For IETF purposes, we don't need end-to-end security. But if we were going
to use this to provide group collaboration on bidding on RFPs or the drafts
of the quarterly SEC reports, we need that and I have designed the tools to
make that possible.

Entering a comment creates an object which has its own lifecycle. Basically
a comment is an issue and these should eventually get cleared. So when a
new version of the draft is uploaded, the editor checks off which comments
have been cleared.

So that is the sort of thing I want to replace mailing lists with. I want
the drafts to serve as the reference point for the discussion.


So now, let us imagine that an issue is raised that is more complex than
can be disposed of by a comment. Something like the discussion we are
having now. Well that is the point at which I would like to be able to set
up an ad-hoc virtual meeting to discuss that particular point. So lets say
we have a bunch of issues raised on the splunge topic:

1) Someone proposes a virtual meeting.
2) (optional) WG Chair, Editor approves.
3) Negotiation of date, time, agenda
4) Have meeting
5) Report back result

Point here is that while we talk about 'consensus', that is rarely the
relevant test. Quite often, the relevant test is 'is there a major security
hole if we do things this way' or 'what are the interop concerns'.
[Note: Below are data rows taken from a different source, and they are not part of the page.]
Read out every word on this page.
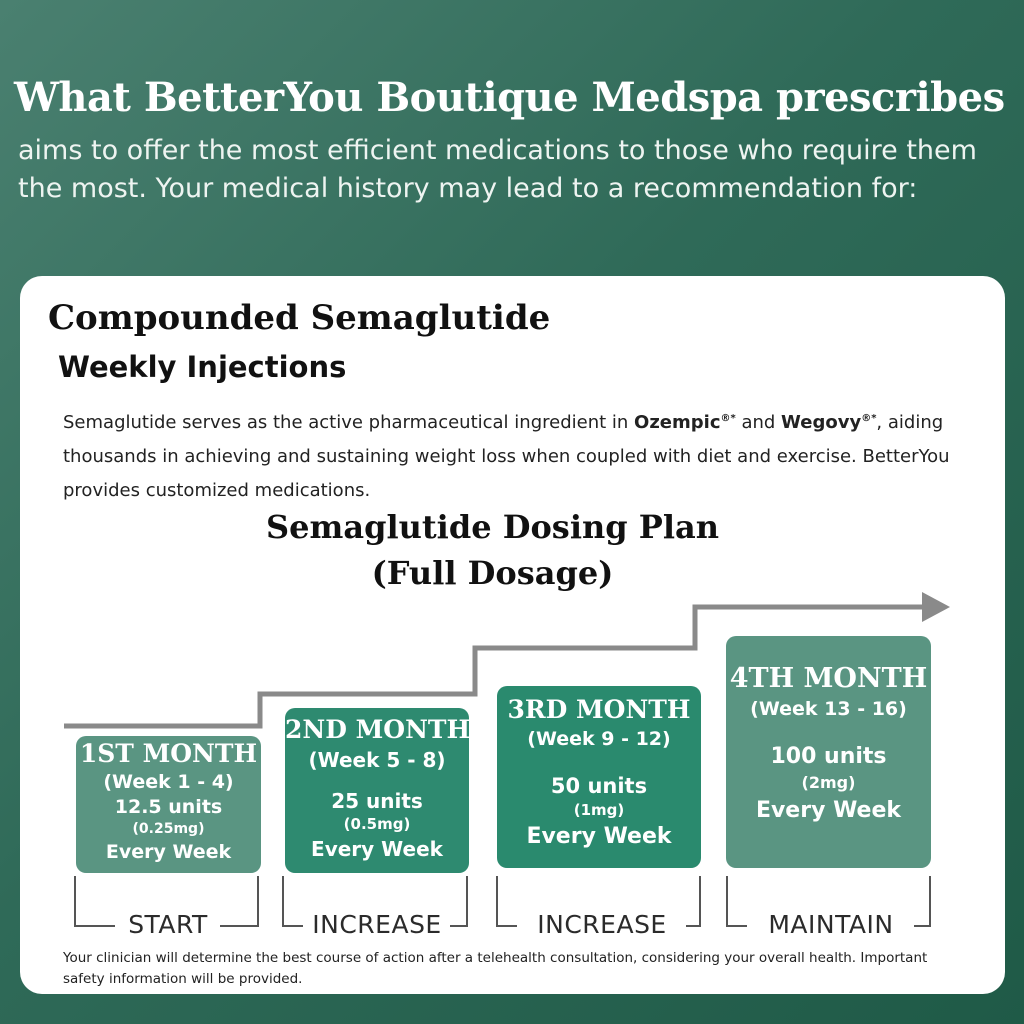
What BetterYou Boutique Medspa prescribes

aims to offer the most efficient medications to those who require them the most. Your medical history may lead to a recommendation for:

Compounded Semaglutide
Weekly Injections

Semaglutide serves as the active pharmaceutical ingredient in Ozempic®* and Wegovy®*, aiding thousands in achieving and sustaining weight loss when coupled with diet and exercise. BetterYou provides customized medications.

Semaglutide Dosing Plan
(Full Dosage)
1ST MONTH
(Week 1 - 4)
12.5 units
(0.25mg)
Every Week
2ND MONTH
(Week 5 - 8)
25 units
(0.5mg)
Every Week
3RD MONTH
(Week 9 - 12)
50 units
(1mg)
Every Week
4TH MONTH
(Week 13 - 16)
100 units
(2mg)
Every Week
START	INCREASE	INCREASE	MAINTAIN

Your clinician will determine the best course of action after a telehealth consultation, considering your overall health. Important safety information will be provided.
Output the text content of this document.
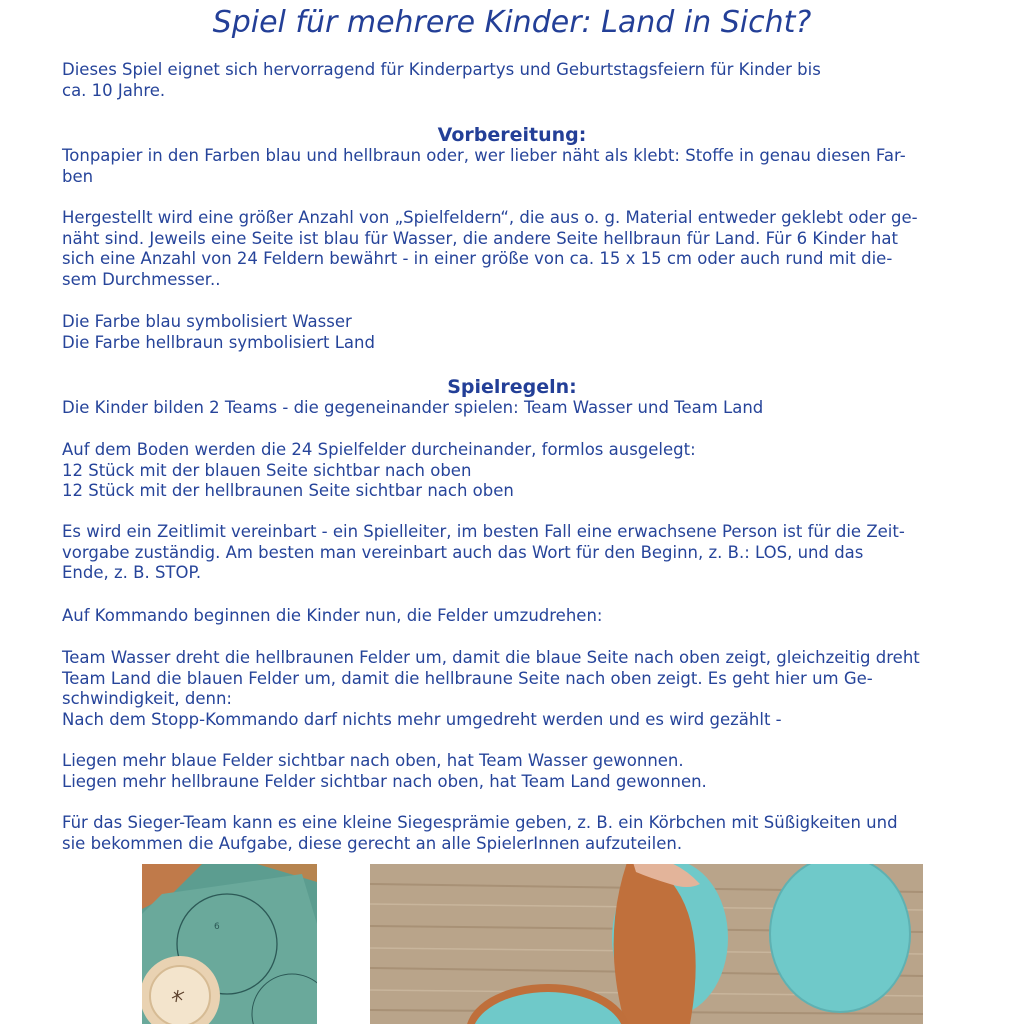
Spiel für mehrere Kinder: Land in Sicht?

Dieses Spiel eignet sich hervorragend für Kinderpartys und Geburtstagsfeiern für Kinder bis

ca. 10 Jahre.

Vorbereitung:

Tonpapier in den Farben blau und hellbraun oder, wer lieber näht als klebt: Stoffe in genau diesen Far-

ben

Hergestellt wird eine größer Anzahl von „Spielfeldern“, die aus o. g. Material entweder geklebt oder ge-

näht sind. Jeweils eine Seite ist blau für Wasser, die andere Seite hellbraun für Land. Für 6 Kinder hat

sich eine Anzahl von 24 Feldern bewährt - in einer größe von ca. 15 x 15 cm oder auch rund mit die-

sem Durchmesser..

Die Farbe blau symbolisiert Wasser

Die Farbe hellbraun symbolisiert Land

Spielregeln:

Die Kinder bilden 2 Teams - die gegeneinander spielen: Team Wasser und Team Land

Auf dem Boden werden die 24 Spielfelder durcheinander, formlos ausgelegt:

12 Stück mit der blauen Seite sichtbar nach oben

12 Stück mit der hellbraunen Seite sichtbar nach oben

Es wird ein Zeitlimit vereinbart - ein Spielleiter, im besten Fall eine erwachsene Person ist für die Zeit-

vorgabe zuständig. Am besten man vereinbart auch das Wort für den Beginn, z. B.: LOS, und das

Ende, z. B. STOP.

Auf Kommando beginnen die Kinder nun, die Felder umzudrehen:

Team Wasser dreht die hellbraunen Felder um, damit die blaue Seite nach oben zeigt, gleichzeitig dreht

Team Land die blauen Felder um, damit die hellbraune Seite nach oben zeigt. Es geht hier um Ge-

schwindigkeit, denn:

Nach dem Stopp-Kommando darf nichts mehr umgedreht werden und es wird gezählt -

Liegen mehr blaue Felder sichtbar nach oben, hat Team Wasser gewonnen.

Liegen mehr hellbraune Felder sichtbar nach oben, hat Team Land gewonnen.

Für das Sieger-Team kann es eine kleine Siegesprämie geben, z. B. ein Körbchen mit Süßigkeiten und

sie bekommen die Aufgabe, diese gerecht an alle SpielerInnen aufzuteilen.

6
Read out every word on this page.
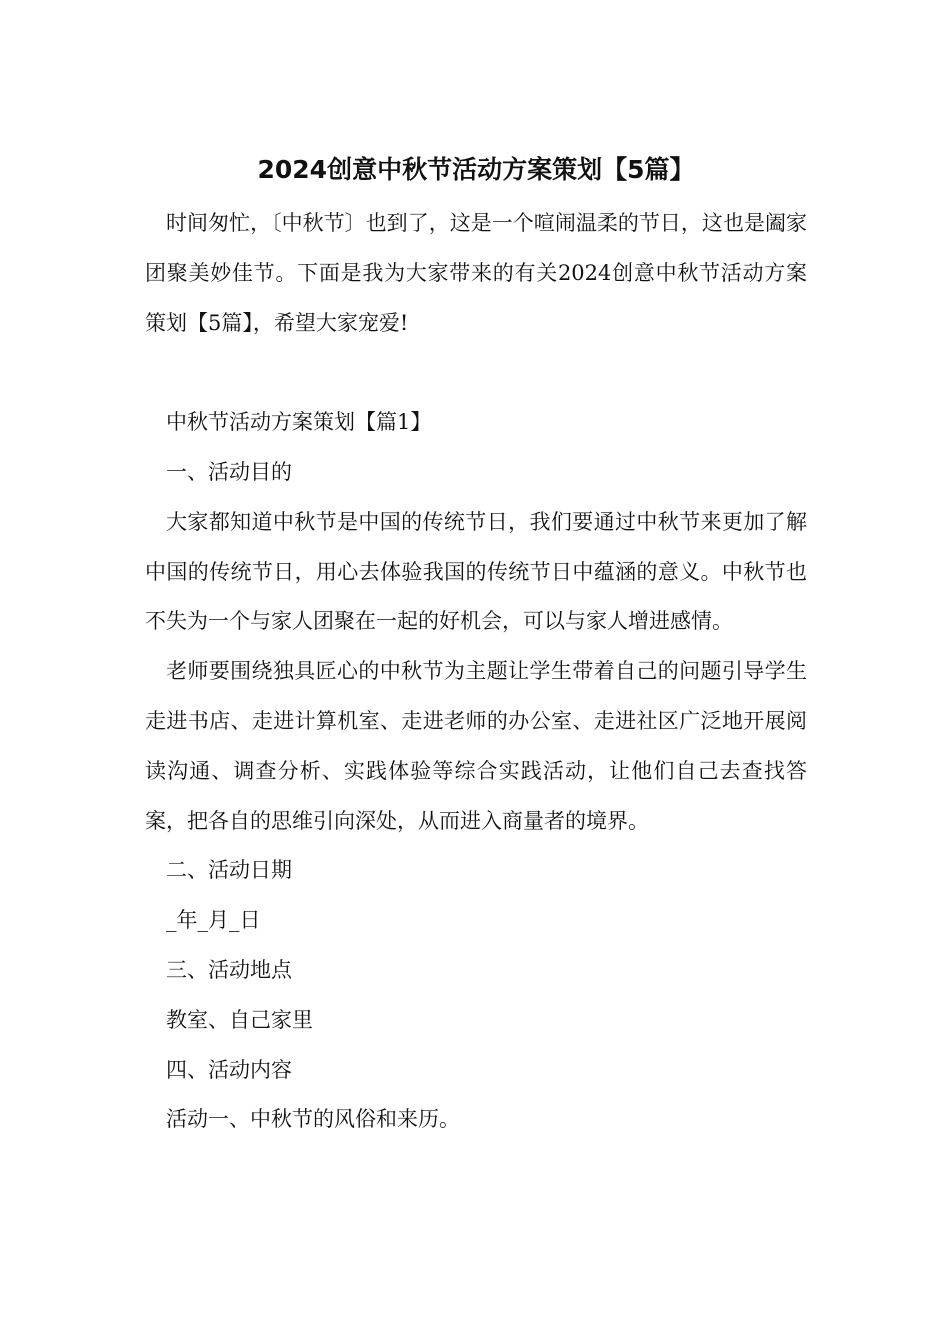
2024创意中秋节活动方案策划【5篇】

时间匆忙，〔中秋节〕也到了，这是一个喧闹温柔的节日，这也是阖家团聚美妙佳节。下面是我为大家带来的有关2024创意中秋节活动方案策划【5篇】，希望大家宠爱!

中秋节活动方案策划【篇1】

一、活动目的

大家都知道中秋节是中国的传统节日，我们要通过中秋节来更加了解中国的传统节日，用心去体验我国的传统节日中蕴涵的意义。中秋节也不失为一个与家人团聚在一起的好机会，可以与家人增进感情。

老师要围绕独具匠心的中秋节为主题让学生带着自己的问题引导学生走进书店、走进计算机室、走进老师的办公室、走进社区广泛地开展阅读沟通、调查分析、实践体验等综合实践活动，让他们自己去查找答案，把各自的思维引向深处，从而进入商量者的境界。

二、活动日期

_年_月_日

三、活动地点

教室、自己家里

四、活动内容

活动一、中秋节的风俗和来历。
The type of capabilities that are relevant to a meeting of that type are
likely to be:

1) Voice
2) Screen sharing (for slides, demos, etc.)
3) Video
4) Whiteboard input (i.e. iPad + pencil or Microsoft Surface type
interaction)
5) Transcription (voice to text).

Oh and yes, we want all this on the record and to save every byte for IETF
and for Enterprise. But I can also provide an OTR version of the security
protocols.

We need to have some sort of concept of process rules. Not necessarily
Roberts Rules. But maybe everyone in the meeting starts with ten minutes to
talk and that counts down when they hold the floor. And maybe if someone is
saying something interesting people can pass some of their time to them.
And maybe we have thumbnails of everyone apart from the person with the
floor who gets full screen treatment.


So this is not quite hallway discussion but it is close. Some hallway
discussions fit into this pattern. When I go to an IETF, I know that I have
a list of folk I want to raise very specific issues with. But the other
part of it is 'serendipity'. I am not quite sure how to incorporate that
into the model yet.

One option would be a sort of Facebook like feed with some sort of curation
process that results in proposals to hold meetups or discussions. Or maybe
we have a model in which there is a large public concourse and people who
are interested go off to private meetings.